Artist Statement
I create felted tapestries that investigate the materiality of wool and its relationship to human biology and psyche. I treat felted textile like a body – rupturing the flat surface, revealing what lies beneath layers – the sexual, painful, ugly, beautiful – interrogating what it means to be both of and alien to this world. I use abstraction to reinterpret textile as mutant, botanical, and psychedelic forms. By estranging what is familiar, I create work that possesses its own unique life.
The birth of this work begins before felting or weaving, even before dyeing. It begins with the relationships to the places, plants, animals and people that are connected to the raw fibre. I trace the lineage of fibre directly from pastoral nomadic growers in the Himalayas and Hudson Valley, who often practice felt-making. The sheep, yak and alpaca fibre, which is used in the work for colour and texture, roots it in a rhythm of life that is in sync with cyclical seasons. I cook the wool with natural colour from roots, rhizomes and leaves. I activate the work with my body, often wearing it to uncover new meanings, using photography and video.

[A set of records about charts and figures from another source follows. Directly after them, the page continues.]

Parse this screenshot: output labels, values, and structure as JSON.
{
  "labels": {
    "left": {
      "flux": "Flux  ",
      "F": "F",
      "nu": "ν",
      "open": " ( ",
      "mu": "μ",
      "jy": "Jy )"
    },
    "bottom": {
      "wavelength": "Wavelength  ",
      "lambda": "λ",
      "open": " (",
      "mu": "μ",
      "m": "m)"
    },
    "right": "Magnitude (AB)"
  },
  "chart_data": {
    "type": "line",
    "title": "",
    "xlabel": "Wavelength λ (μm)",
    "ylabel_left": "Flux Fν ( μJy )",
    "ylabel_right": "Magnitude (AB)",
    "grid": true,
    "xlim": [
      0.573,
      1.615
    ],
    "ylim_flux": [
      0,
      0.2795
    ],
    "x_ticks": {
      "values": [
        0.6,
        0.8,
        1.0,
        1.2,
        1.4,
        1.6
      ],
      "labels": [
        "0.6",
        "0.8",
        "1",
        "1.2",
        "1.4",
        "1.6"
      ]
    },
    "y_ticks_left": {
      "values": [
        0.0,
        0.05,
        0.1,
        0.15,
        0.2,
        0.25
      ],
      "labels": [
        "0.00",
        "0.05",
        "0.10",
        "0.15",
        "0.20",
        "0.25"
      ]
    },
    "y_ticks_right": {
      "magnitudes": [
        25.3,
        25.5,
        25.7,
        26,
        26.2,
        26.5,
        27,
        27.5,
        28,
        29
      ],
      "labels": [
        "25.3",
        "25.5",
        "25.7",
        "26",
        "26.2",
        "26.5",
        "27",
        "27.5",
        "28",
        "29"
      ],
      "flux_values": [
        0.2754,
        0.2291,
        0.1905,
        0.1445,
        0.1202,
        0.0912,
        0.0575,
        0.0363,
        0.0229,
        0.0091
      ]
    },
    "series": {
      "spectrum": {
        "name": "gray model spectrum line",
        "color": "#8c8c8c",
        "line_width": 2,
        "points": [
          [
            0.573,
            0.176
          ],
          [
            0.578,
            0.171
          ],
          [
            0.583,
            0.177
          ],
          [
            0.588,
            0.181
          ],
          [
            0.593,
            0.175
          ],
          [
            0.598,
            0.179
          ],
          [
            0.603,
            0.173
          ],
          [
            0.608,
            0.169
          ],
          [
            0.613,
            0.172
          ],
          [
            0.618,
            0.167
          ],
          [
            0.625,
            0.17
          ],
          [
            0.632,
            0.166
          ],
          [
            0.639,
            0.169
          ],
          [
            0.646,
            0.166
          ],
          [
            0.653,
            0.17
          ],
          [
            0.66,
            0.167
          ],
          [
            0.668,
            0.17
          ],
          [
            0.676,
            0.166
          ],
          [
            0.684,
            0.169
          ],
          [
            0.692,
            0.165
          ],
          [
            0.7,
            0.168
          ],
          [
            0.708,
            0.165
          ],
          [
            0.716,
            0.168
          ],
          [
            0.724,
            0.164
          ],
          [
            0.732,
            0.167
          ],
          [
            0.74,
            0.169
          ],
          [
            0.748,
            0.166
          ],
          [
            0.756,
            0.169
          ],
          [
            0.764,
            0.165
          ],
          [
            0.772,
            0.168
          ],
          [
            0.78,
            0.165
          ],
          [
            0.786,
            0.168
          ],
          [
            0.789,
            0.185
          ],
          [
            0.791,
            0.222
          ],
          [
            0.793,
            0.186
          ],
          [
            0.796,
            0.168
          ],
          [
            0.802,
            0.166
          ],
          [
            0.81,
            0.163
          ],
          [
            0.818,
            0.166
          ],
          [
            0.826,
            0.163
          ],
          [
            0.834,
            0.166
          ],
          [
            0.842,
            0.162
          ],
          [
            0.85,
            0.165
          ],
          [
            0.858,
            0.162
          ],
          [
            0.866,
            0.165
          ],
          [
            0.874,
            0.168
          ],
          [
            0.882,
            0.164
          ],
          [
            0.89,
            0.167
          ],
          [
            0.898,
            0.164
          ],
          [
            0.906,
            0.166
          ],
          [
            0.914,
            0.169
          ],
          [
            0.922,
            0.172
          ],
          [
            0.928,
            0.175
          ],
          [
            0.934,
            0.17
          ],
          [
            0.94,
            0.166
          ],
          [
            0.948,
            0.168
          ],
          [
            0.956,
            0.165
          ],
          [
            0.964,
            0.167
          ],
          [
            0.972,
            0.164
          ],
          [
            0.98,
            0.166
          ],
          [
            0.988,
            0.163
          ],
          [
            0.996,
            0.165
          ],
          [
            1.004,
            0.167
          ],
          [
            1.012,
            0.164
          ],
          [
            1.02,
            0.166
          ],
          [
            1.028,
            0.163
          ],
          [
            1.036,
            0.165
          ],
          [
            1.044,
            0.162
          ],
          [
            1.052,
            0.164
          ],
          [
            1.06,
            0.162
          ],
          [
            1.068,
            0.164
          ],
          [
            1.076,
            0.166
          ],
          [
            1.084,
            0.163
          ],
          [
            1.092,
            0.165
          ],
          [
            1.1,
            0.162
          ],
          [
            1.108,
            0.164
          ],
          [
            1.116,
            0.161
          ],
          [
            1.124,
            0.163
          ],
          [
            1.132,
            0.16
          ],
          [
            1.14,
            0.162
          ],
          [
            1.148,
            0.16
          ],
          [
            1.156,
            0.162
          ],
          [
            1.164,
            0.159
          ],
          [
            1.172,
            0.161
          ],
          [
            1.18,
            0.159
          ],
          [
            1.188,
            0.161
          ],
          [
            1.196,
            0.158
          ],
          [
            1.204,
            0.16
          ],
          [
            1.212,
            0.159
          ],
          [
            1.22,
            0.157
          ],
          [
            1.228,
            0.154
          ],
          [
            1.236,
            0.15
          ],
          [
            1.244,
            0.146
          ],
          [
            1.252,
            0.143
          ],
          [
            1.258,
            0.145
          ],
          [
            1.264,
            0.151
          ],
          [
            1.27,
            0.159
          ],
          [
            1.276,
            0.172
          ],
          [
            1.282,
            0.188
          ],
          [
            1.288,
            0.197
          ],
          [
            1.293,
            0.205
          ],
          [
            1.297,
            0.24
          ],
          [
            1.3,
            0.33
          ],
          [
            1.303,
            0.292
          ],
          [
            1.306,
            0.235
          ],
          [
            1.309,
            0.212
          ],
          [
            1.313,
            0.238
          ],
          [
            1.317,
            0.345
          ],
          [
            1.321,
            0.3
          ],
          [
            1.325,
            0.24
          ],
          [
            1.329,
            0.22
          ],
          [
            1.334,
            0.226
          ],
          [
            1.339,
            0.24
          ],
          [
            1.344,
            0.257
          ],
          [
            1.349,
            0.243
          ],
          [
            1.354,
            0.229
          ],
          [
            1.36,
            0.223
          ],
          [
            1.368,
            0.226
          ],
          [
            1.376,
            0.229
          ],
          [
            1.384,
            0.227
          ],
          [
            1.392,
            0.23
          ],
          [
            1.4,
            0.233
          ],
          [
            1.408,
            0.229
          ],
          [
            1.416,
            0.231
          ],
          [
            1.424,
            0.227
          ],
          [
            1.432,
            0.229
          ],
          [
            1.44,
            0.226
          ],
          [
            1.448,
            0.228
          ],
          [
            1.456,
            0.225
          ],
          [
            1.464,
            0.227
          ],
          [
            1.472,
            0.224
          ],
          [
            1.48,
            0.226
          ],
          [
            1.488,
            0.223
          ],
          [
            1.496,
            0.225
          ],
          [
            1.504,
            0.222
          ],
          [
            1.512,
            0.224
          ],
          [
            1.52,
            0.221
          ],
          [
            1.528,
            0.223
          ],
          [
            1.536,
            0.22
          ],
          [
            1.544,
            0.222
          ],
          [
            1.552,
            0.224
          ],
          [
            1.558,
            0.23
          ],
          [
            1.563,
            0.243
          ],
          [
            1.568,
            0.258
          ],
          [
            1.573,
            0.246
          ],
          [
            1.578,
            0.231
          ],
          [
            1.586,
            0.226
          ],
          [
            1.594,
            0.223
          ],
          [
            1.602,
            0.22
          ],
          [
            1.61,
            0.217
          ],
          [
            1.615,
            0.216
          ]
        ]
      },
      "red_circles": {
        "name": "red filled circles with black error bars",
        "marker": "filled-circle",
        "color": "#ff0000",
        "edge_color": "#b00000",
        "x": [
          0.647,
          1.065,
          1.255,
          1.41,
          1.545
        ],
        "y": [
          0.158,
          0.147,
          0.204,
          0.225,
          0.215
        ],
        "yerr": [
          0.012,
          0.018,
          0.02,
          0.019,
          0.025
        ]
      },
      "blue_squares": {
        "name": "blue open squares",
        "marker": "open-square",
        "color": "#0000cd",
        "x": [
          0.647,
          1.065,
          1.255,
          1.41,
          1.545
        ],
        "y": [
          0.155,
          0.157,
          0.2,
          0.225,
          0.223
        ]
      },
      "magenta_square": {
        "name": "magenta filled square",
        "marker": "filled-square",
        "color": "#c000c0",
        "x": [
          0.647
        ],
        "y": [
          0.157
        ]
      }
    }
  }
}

The works become a site for exchange with expert artisans as collaborators, initiating conversation around the creative process. I share prototypes with workshops over Whatsapp, making decisions quickly, learning by doing, then feeding that learning back into more making.
My material—this way of making, came from Mesopotamia or the ‘fertile crescent’ 15,000 years ago and has spread to different parts of the world. I love that it lives in all these places simultaneously and separately. To me it is evidence that we are all connected. It’s like a fingerprint. Through my work I’m looking for this fingerprint.